The functions described below are annotated either as an "open generic function" or as a "function."

A function specified as an "open generic function" can be extended through the addition of programmer defined methods. The signature of the generic function constrains which methods can be added through the congruency rules described on page 93. The signature does not imply a set of predefined methods. For example, the signature of + is (<object>, <object>), but the predefined methods on + only cover subtypes of <number>. Particular behavior of the function is given in its description and in the description of its methods.

A function specified as a "function" cannot portably be extended through the addition of methods. Implementations are free to implement these functions as open generic functions, but programs that take advantage of such liberality will not be portable. The signature of such a function specifies the types of the arguments to which the function may be applicable, but does not necessarily imply that the function is applicable to all instances of the types. The exact behavior of the function is given in its description.

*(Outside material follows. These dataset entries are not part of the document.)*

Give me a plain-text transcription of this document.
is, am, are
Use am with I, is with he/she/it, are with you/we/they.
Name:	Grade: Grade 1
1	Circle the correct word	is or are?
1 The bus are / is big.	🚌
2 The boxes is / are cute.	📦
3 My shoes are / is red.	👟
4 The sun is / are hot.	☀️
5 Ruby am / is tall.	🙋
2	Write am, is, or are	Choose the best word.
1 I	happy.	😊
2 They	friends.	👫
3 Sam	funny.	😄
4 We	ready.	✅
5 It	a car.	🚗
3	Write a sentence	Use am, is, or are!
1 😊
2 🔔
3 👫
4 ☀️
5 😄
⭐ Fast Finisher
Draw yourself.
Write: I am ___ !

Implementations are allowed to define these generic functions and functions with signatures that are less restrictive than those given below. However, programs that take advantage of this liberality will not be portable.

When a method is specified, it describes the behavior of a generic function when applied to arguments of particular types. It does not imply that this behavior is implemented by a single method. A method described as "sealed" specifies a sealed domain covering the generic function and specializers of the method.

Where a sealed domain is specified, implementations are free to seal the domain or leave the domain unsealed. Portable programs should not rely on the domain being unsealed.